For over a year now, the Republican presidential nominee has said he opposed the U.S. invasion before it began. He didn’t. This is not one of those cases that can be muddied with rhetorical parsings or lawyerly incisions. Trump is quoted in 2002 saying he supported the decision to invade. It’s on tape. And yet he keeps touting his prescience in predicting the war would be a disaster.
That Trump sticks to this script is evidence that he sees more upside in being viewed as an anti-war sage than downside in being criticized as dishonest. That might not be a bad calculation. If you spend some time interviewing his supporters here at the GOP convention, you quickly discover that they don’t actually know he initially supported the war. And when they’re told he did, they don’t care.
Take New Hampshire state Rep. Al Baldasaro, Trump’s own veterans adviser.
“I would say he was against it,” he told The Huffington Post when asked about Trump’s position on the invasion. Told Trump was for it, he responded, “I would say he was a businessman who was saying different things that are open to interpretation.”
I would say he was against it. ... I would say he was a businessman who was saying different things that are open to interpretation.
-New Hampshire state Rep. Al Baldasaro
Out of roughly 20 people interviewed outside the Quicken Loans Arena, only one had actually read about the Howard Stern interview in which Trump said he supported invading Iraq. Even that individual brushed it off: “Everybody makes mistakes.” All others, including officials close to the candidate, seemed to be in the dark.
“You will have to check with the Trump people on that,” said former Sen. Scott Brown (R-Mass.), a close Trump confidant. “You’re asking me what Trump thinks and you need to ask them.”
“Donald Trump has already answered that question. He’s answered that question, I think, 100 times now. More probably,” said Lt. Gen. Michael Flynn, a convention speaker and Trump vice presidential finalist, when approached on the street Tuesday night. Told about the 2002 quote, he responded, “Where’s that at?”

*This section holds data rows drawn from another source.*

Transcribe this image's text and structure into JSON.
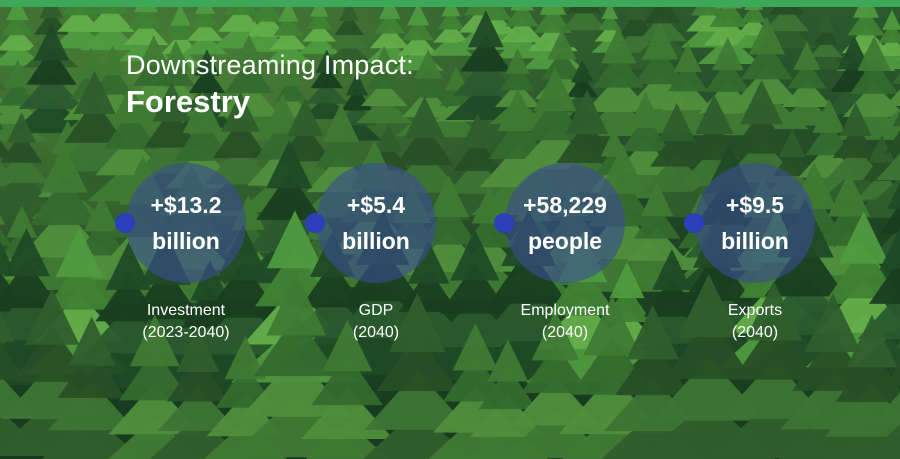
{
  "title": {
    "line1": "Downstreaming Impact:",
    "line2": "Forestry"
  },
  "stats": [
    {
      "value": "+$13.2",
      "unit": "billion",
      "label": "Investment",
      "period": "(2023-2040)"
    },
    {
      "value": "+$5.4",
      "unit": "billion",
      "label": "GDP",
      "period": "(2040)"
    },
    {
      "value": "+58,229",
      "unit": "people",
      "label": "Employment",
      "period": "(2040)"
    },
    {
      "value": "+$9.5",
      "unit": "billion",
      "label": "Exports",
      "period": "(2040)"
    }
  ],
  "colors": {
    "accent_bar": "#3ea85a",
    "circle_fill": "#3a4e92",
    "dot": "#2a3fb8"
  }
}
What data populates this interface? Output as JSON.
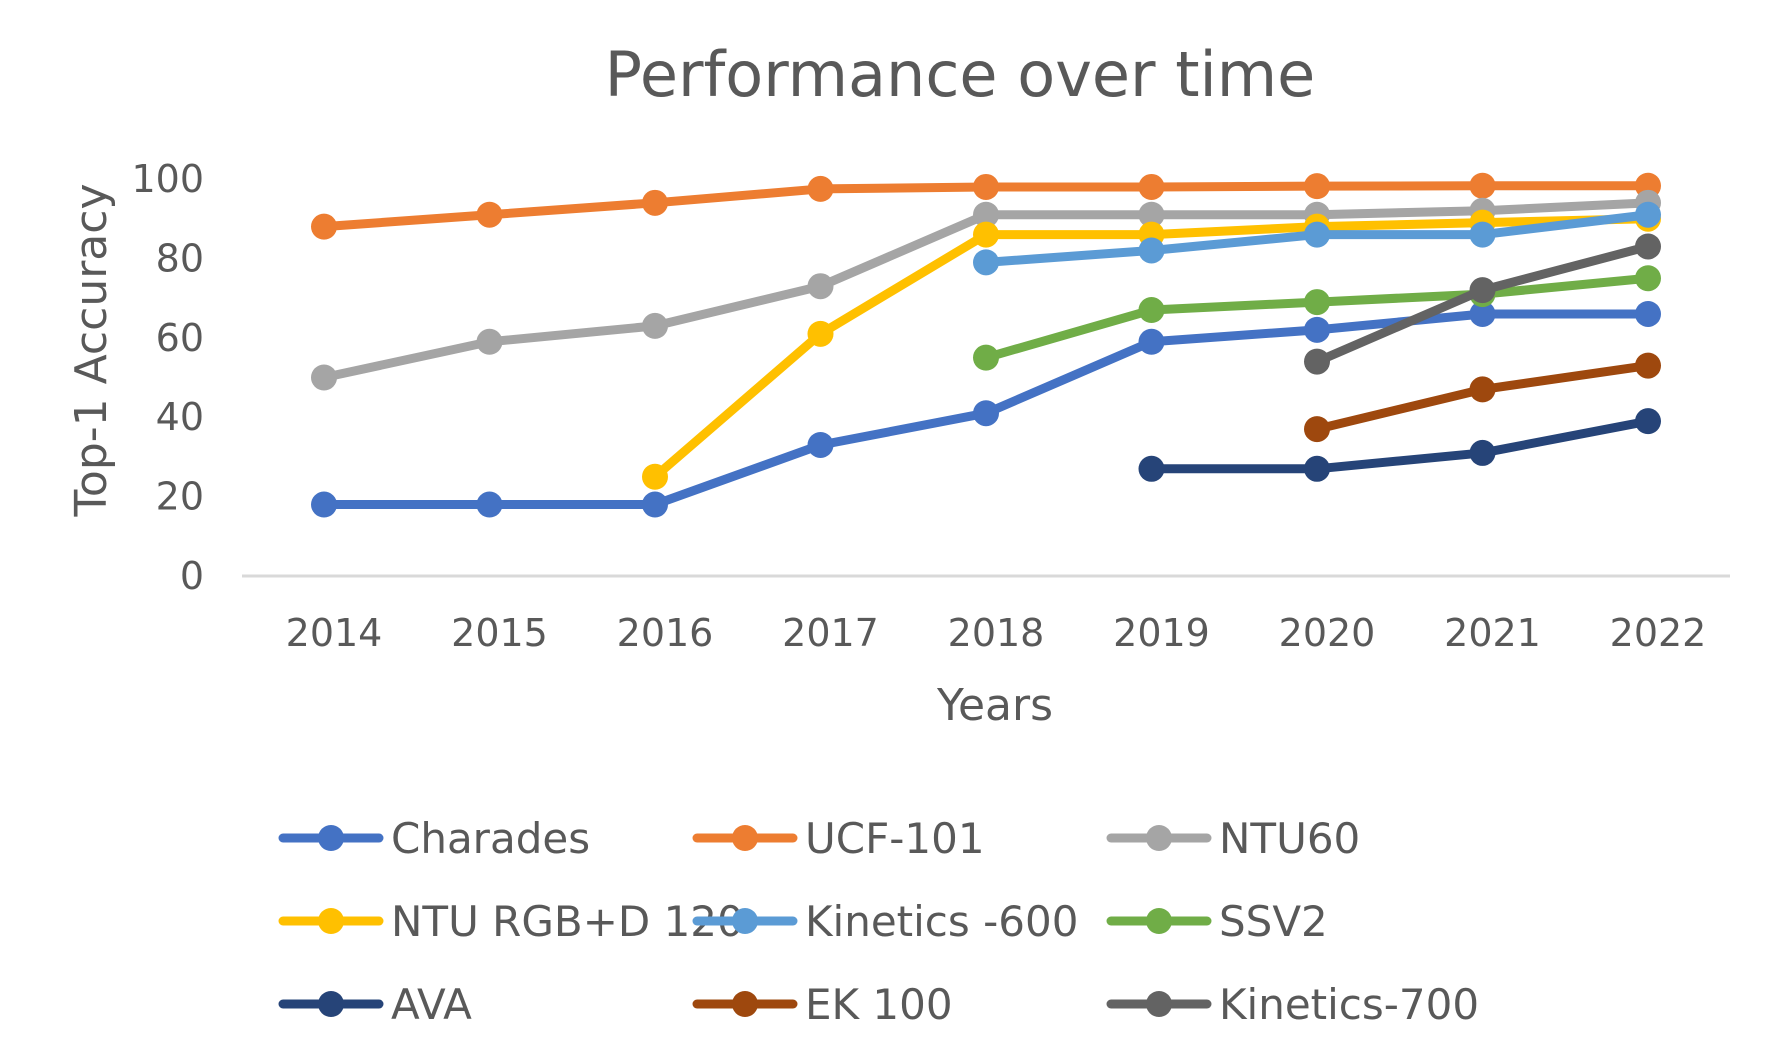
{
  "chart_data": {
    "type": "line",
    "title": "Performance over time",
    "xlabel": "Years",
    "ylabel": "Top-1 Accuracy",
    "categories": [
      "2014",
      "2015",
      "2016",
      "2017",
      "2018",
      "2019",
      "2020",
      "2021",
      "2022"
    ],
    "yticks": [
      "0",
      "20",
      "40",
      "60",
      "80",
      "100"
    ],
    "ylim": [
      0,
      100
    ],
    "grid": false,
    "legend_position": "bottom",
    "series": [
      {
        "name": "Charades",
        "color": "#4472C4",
        "values": [
          18,
          18,
          18,
          33,
          41,
          59,
          62,
          66,
          66
        ]
      },
      {
        "name": "UCF-101",
        "color": "#ED7D31",
        "values": [
          88,
          91,
          94,
          97.5,
          98,
          98,
          98.2,
          98.3,
          98.3
        ]
      },
      {
        "name": "NTU60",
        "color": "#A5A5A5",
        "values": [
          50,
          59,
          63,
          73,
          91,
          91,
          91,
          92,
          94
        ]
      },
      {
        "name": "NTU RGB+D 120",
        "color": "#FFC000",
        "values": [
          null,
          null,
          25,
          61,
          86,
          86,
          88,
          89,
          90
        ]
      },
      {
        "name": "Kinetics -600",
        "color": "#5B9BD5",
        "values": [
          null,
          null,
          null,
          null,
          79,
          82,
          86,
          86,
          91
        ]
      },
      {
        "name": "SSV2",
        "color": "#70AD47",
        "values": [
          null,
          null,
          null,
          null,
          55,
          67,
          69,
          71,
          75
        ]
      },
      {
        "name": "AVA",
        "color": "#264478",
        "values": [
          null,
          null,
          null,
          null,
          null,
          27,
          27,
          31,
          39
        ]
      },
      {
        "name": "EK 100",
        "color": "#9E480E",
        "values": [
          null,
          null,
          null,
          null,
          null,
          null,
          37,
          47,
          53
        ]
      },
      {
        "name": "Kinetics-700",
        "color": "#636363",
        "values": [
          null,
          null,
          null,
          null,
          null,
          null,
          54,
          72,
          83
        ]
      }
    ]
  }
}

Before he could be shown the quote, Flynn moved on to his own skepticism about the Iraq War and swiftly walked toward the Quicken Loans Arena.

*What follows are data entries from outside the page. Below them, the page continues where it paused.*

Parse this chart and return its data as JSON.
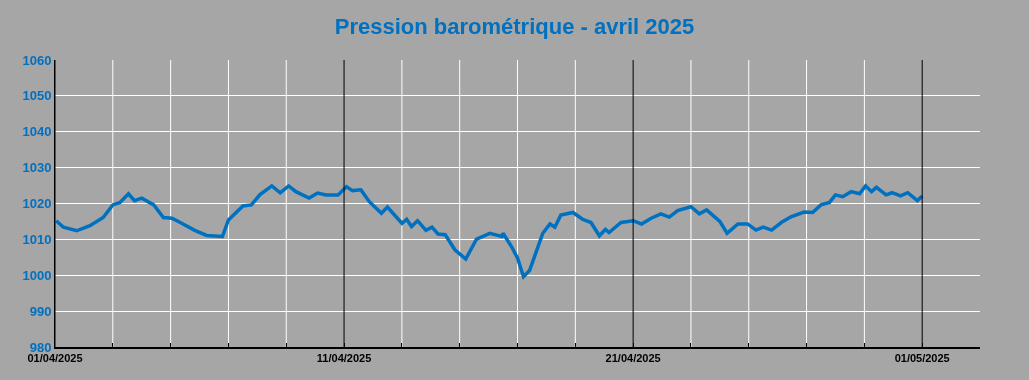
{
  "chart_data": {
    "type": "line",
    "title": "Pression barométrique - avril 2025",
    "x": [
      "2025-04-01T01:00",
      "2025-04-01T07:00",
      "2025-04-01T18:00",
      "2025-04-02T05:00",
      "2025-04-02T16:00",
      "2025-04-03T00:00",
      "2025-04-03T06:00",
      "2025-04-03T13:00",
      "2025-04-03T18:00",
      "2025-04-04T00:00",
      "2025-04-04T10:00",
      "2025-04-04T18:00",
      "2025-04-05T01:00",
      "2025-04-05T08:00",
      "2025-04-05T20:00",
      "2025-04-06T06:00",
      "2025-04-06T19:00",
      "2025-04-07T00:00",
      "2025-04-07T12:00",
      "2025-04-07T19:00",
      "2025-04-08T02:00",
      "2025-04-08T12:00",
      "2025-04-08T19:00",
      "2025-04-09T02:00",
      "2025-04-09T08:00",
      "2025-04-09T19:00",
      "2025-04-10T02:00",
      "2025-04-10T09:00",
      "2025-04-10T19:00",
      "2025-04-11T02:00",
      "2025-04-11T07:00",
      "2025-04-11T14:00",
      "2025-04-11T21:00",
      "2025-04-12T07:00",
      "2025-04-12T12:00",
      "2025-04-13T00:00",
      "2025-04-13T04:00",
      "2025-04-13T08:00",
      "2025-04-13T13:00",
      "2025-04-13T20:00",
      "2025-04-14T01:00",
      "2025-04-14T06:00",
      "2025-04-14T12:00",
      "2025-04-14T20:00",
      "2025-04-15T05:00",
      "2025-04-15T14:00",
      "2025-04-16T01:00",
      "2025-04-16T11:00",
      "2025-04-16T12:00",
      "2025-04-16T19:00",
      "2025-04-17T00:00",
      "2025-04-17T05:00",
      "2025-04-17T10:00",
      "2025-04-17T21:00",
      "2025-04-18T03:00",
      "2025-04-18T07:00",
      "2025-04-18T12:00",
      "2025-04-18T22:00",
      "2025-04-19T06:00",
      "2025-04-19T13:00",
      "2025-04-19T20:00",
      "2025-04-20T01:00",
      "2025-04-20T04:00",
      "2025-04-20T14:00",
      "2025-04-21T00:00",
      "2025-04-21T07:00",
      "2025-04-21T15:00",
      "2025-04-21T23:00",
      "2025-04-22T06:00",
      "2025-04-22T13:00",
      "2025-04-23T00:00",
      "2025-04-23T07:00",
      "2025-04-23T13:00",
      "2025-04-24T00:00",
      "2025-04-24T06:00",
      "2025-04-24T15:00",
      "2025-04-24T23:00",
      "2025-04-25T06:00",
      "2025-04-25T12:00",
      "2025-04-25T19:00",
      "2025-04-26T03:00",
      "2025-04-26T11:00",
      "2025-04-26T22:00",
      "2025-04-27T05:00",
      "2025-04-27T12:00",
      "2025-04-27T19:00",
      "2025-04-28T00:00",
      "2025-04-28T06:00",
      "2025-04-28T13:00",
      "2025-04-28T20:00",
      "2025-04-29T01:00",
      "2025-04-29T06:00",
      "2025-04-29T10:00",
      "2025-04-29T18:00",
      "2025-04-29T23:00",
      "2025-04-30T06:00",
      "2025-04-30T12:00",
      "2025-04-30T20:00",
      "2025-05-01T00:00"
    ],
    "series": [
      {
        "color": "#0070c0",
        "values": [
          1015.2,
          1013.4,
          1012.4,
          1013.8,
          1016.1,
          1019.6,
          1020.3,
          1022.7,
          1020.8,
          1021.5,
          1019.6,
          1016.1,
          1015.9,
          1014.7,
          1012.5,
          1011.1,
          1010.8,
          1015.4,
          1019.3,
          1019.6,
          1022.4,
          1024.9,
          1023.0,
          1024.9,
          1023.3,
          1021.5,
          1022.9,
          1022.4,
          1022.4,
          1024.7,
          1023.6,
          1023.8,
          1020.5,
          1017.3,
          1019.0,
          1014.5,
          1015.6,
          1013.6,
          1015.2,
          1012.5,
          1013.4,
          1011.5,
          1011.3,
          1007.1,
          1004.5,
          1010.1,
          1011.7,
          1010.8,
          1011.7,
          1008.0,
          1004.8,
          999.6,
          1001.3,
          1011.7,
          1014.3,
          1013.4,
          1016.8,
          1017.5,
          1015.6,
          1014.7,
          1011.0,
          1012.8,
          1011.9,
          1014.7,
          1015.2,
          1014.3,
          1015.9,
          1017.1,
          1016.2,
          1018.0,
          1019.1,
          1017.1,
          1018.2,
          1015.0,
          1011.7,
          1014.3,
          1014.3,
          1012.6,
          1013.4,
          1012.6,
          1014.7,
          1016.3,
          1017.6,
          1017.5,
          1019.6,
          1020.3,
          1022.4,
          1021.9,
          1023.3,
          1022.7,
          1024.9,
          1023.3,
          1024.5,
          1022.4,
          1023.0,
          1022.1,
          1023.0,
          1020.8,
          1022.1
        ]
      }
    ],
    "xlim": [
      "2025-04-01",
      "2025-05-03"
    ],
    "xticks": [
      {
        "value": "2025-04-01",
        "label": "01/04/2025"
      },
      {
        "value": "2025-04-03",
        "label": null
      },
      {
        "value": "2025-04-05",
        "label": null
      },
      {
        "value": "2025-04-07",
        "label": null
      },
      {
        "value": "2025-04-09",
        "label": null
      },
      {
        "value": "2025-04-11",
        "label": "11/04/2025"
      },
      {
        "value": "2025-04-13",
        "label": null
      },
      {
        "value": "2025-04-15",
        "label": null
      },
      {
        "value": "2025-04-17",
        "label": null
      },
      {
        "value": "2025-04-19",
        "label": null
      },
      {
        "value": "2025-04-21",
        "label": "21/04/2025"
      },
      {
        "value": "2025-04-23",
        "label": null
      },
      {
        "value": "2025-04-25",
        "label": null
      },
      {
        "value": "2025-04-27",
        "label": null
      },
      {
        "value": "2025-04-29",
        "label": null
      },
      {
        "value": "2025-05-01",
        "label": "01/05/2025"
      }
    ],
    "ylim": [
      980,
      1060
    ],
    "yticks": [
      980,
      990,
      1000,
      1010,
      1020,
      1030,
      1040,
      1050,
      1060
    ],
    "grid": true,
    "marker": "none",
    "line_style": "solid"
  }
}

Others, when read Trump’s words, were forgiving.
“Things evolve,” said Johnny Lopez of Texas. “Things change. You have to be able to adapt. From all the research I’ve done, he was against it. If you gave me evidence that he wasn’t, I’d look at it.”
Sandy, a middle-aged man who had driven to Cleveland from Maine, said he had heard that Trump was against the invasion. When we pulled up the BuzzFeed article that first exposed the Stern interview, he replied, “Things are taken out of context. What happens in the past can be used to invalidate the present. The truth is, we are living, changing beings.”
Kevin, a man who roamed the streets with the name of his website on his T-shirt ― SheShouldntBeAllowedToRun.com ― said that Trump “gave a back-and-forth response. He’s a politician.” He was not bothered.
Dean Stocker of California said he didn’t remember what Trump said in 2002. “But I know Hillary supported it. Plus, he wasn’t a politician at the time so it is irrelevant.”
“It doesn’t matter to me,” he concluded.
Every politician changes his or her positions. It’s the extent to which they do it for political expediency that gets them in trouble. The case of Trump and the Iraq War is different, however. He hasn’t changed a position so much as denied that his first one ever existed. It’s a novel approach to campaigning ― creating an alternate reality by which you should be judged.
Trump’s approach has also produced a bit of cognitive dissonance for his supporters.
Larry Bates, a Michigander by the way of England, was certain that when President George W. Bush launched the invasion, Trump was against it. “There are people reminiscing of the fact that he was against it at the time,” Bates said. Shown the Buzzfeed piece, he explained that it wasn’t a “thoughtful response.”
“His thoughtful response is it would create havoc,” said Bates. “He knew the right people to ask the right questions, and they said it would create havoc. If you prove to me that was his consistent, thoughtful position, that would concern me more.”
But the response that best reflected how Trump’s backers feel about his past position on Iraq came from a woman named Cynthia. After she explained that Trump had opposed the war from the onset, The Huffington Post tried to point out the facts.
“What if I told you he supported it?”
“Well,” she responded, “I wouldn’t believe you.”